Other Provisions of the Main Agreement

As previously noted, a customer will normally seek to ensure that the other provisions of the contract apply to any catalogue item.  It follows that the warranties and indemnities in the body of the contract apply to anything called-off under the service catalogue.  Occasionally, it may be appropriate for the customer to introduce additional warranties; for example it may be justifiable to require a warranty that the service catalogue item will correspond with the description set out in the service catalogue.  Suppliers on the other hand should be alive to the risk of additional supplementary warranties being imposed upon them which would incrementally increase the protection afforded to service catalogue items compared to other goods or services provided under the contract.

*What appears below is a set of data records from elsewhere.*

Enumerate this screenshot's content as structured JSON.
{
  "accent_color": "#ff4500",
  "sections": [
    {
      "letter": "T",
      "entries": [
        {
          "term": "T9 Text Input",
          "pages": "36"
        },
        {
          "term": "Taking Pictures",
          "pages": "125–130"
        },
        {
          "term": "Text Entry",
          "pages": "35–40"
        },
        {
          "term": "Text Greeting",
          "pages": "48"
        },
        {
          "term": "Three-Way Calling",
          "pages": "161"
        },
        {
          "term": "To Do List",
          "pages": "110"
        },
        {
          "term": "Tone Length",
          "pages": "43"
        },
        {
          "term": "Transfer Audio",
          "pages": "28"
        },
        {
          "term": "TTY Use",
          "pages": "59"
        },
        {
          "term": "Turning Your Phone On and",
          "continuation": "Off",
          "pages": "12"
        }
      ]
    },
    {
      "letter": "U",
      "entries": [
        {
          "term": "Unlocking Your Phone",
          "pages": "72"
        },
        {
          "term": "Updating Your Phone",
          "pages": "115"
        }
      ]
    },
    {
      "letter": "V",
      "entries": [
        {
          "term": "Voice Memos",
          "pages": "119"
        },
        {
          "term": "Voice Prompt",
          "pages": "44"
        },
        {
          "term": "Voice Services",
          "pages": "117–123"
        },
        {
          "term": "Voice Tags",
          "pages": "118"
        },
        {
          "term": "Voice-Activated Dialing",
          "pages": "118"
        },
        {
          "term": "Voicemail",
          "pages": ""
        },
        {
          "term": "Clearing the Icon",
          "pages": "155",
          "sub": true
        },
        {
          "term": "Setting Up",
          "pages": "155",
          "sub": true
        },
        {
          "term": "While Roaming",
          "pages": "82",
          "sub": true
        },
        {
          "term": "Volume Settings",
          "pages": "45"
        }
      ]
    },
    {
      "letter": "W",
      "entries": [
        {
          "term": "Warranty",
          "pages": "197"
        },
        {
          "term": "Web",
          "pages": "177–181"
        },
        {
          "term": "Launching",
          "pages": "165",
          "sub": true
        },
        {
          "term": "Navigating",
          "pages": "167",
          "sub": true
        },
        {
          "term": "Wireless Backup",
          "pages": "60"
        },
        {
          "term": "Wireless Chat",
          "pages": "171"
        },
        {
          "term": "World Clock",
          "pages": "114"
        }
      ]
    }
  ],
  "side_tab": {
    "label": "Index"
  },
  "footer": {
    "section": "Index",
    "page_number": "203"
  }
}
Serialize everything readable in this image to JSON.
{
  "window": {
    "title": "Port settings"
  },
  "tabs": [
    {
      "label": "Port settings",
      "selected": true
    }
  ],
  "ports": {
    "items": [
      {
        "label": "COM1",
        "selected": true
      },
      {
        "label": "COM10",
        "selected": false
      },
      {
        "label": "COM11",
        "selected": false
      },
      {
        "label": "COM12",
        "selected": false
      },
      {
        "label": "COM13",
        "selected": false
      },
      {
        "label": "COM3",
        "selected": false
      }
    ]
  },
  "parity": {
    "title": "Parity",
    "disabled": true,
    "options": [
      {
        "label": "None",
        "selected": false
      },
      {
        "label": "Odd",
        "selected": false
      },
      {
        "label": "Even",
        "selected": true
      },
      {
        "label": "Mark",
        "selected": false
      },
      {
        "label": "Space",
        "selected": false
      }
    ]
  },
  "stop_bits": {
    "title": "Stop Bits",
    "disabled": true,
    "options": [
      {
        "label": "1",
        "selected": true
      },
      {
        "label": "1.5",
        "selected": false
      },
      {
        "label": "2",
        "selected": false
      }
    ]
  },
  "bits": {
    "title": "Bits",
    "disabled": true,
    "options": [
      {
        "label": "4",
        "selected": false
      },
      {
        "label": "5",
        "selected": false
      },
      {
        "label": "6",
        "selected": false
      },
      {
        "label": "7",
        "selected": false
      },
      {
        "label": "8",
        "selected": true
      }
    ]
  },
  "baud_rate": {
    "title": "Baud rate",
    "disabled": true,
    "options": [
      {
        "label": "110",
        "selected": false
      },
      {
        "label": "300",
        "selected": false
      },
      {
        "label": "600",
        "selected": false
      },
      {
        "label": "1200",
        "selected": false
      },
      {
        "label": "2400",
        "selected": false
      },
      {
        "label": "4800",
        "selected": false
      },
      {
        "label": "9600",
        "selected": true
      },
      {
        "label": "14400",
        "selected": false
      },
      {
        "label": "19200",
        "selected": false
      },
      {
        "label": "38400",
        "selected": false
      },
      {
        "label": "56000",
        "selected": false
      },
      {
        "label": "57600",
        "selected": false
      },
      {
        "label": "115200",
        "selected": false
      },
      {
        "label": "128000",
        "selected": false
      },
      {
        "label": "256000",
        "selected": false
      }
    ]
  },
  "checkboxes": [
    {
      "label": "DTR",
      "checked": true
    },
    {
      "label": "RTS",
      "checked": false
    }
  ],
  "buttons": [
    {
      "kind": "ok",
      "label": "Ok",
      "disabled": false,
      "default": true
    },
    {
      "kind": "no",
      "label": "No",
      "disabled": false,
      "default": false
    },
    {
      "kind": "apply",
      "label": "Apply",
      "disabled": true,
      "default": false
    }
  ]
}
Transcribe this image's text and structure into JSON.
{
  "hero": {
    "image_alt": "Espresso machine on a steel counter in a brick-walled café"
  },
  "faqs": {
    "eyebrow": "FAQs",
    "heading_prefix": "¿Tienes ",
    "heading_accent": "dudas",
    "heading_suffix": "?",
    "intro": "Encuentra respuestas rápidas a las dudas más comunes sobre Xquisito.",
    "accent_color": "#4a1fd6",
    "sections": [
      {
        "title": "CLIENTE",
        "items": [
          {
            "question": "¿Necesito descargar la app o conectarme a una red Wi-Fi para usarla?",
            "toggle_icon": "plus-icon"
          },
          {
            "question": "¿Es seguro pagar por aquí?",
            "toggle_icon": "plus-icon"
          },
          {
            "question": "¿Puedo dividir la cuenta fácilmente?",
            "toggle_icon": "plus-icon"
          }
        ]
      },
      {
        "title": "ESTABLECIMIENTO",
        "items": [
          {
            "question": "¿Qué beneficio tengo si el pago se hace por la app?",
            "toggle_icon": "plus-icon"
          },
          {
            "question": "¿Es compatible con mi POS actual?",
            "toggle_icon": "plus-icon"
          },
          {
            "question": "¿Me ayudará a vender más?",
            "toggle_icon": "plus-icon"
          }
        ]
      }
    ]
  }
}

The logic above means that careful consideration should be given to each catalogue item to assess whether such provisions operate as intended throughout the term.  Provisions in the body of the terms and conditions such as those relating to intellectual property rights, liquidated damages, service levels, service credits, price indexation and benchmarking are likely to apply.  A supplier should, for example, be aware of the possibility of a unilateral price reduction applying following a benchmarking exercise midway through the contract which may make the supply of the catalogue item inherently uneconomic.

Concluding Remarks

Used wisely, a service catalogue offers both the customer and the supplier significant benefits.  As stated, there are particular issues that relate to public sector bodies in the regulations.  Key for both parties however is the need to think through how each catalogue item (and any specific terms that apply to it) relate to the other terms of the contract and whether qualification or exclusions are required.  This should not be left to chance.  There are risks for both parties in getting it wrong.  The customer may not be able to call-off the desired catalogue items; the supplier may be obliged to provide the relevant item at a loss or else pay damages for breach.  In our view, service catalogues require more thought than is usually afforded them.


Andrew Withers is a Solicitor in the Technology Law Group at Field Fisher Waterhouse LLP;

[1] Of course it should be noted that a service catalogue is not identical to a change control procedure; the analogy only goes so far.  The major point of distinction between a call off under a service catalogue and the change control procedure is that the supplier is contractually obliged to provide an item that is called off under a service catalogue provided it conforms to its description in the services catalogue.

[2] The Public Contracts Regulations 2006 implement Directive 2004/18/EC on the coordination of procedures for the award of public works contracts, public supply contracts and public service contracts.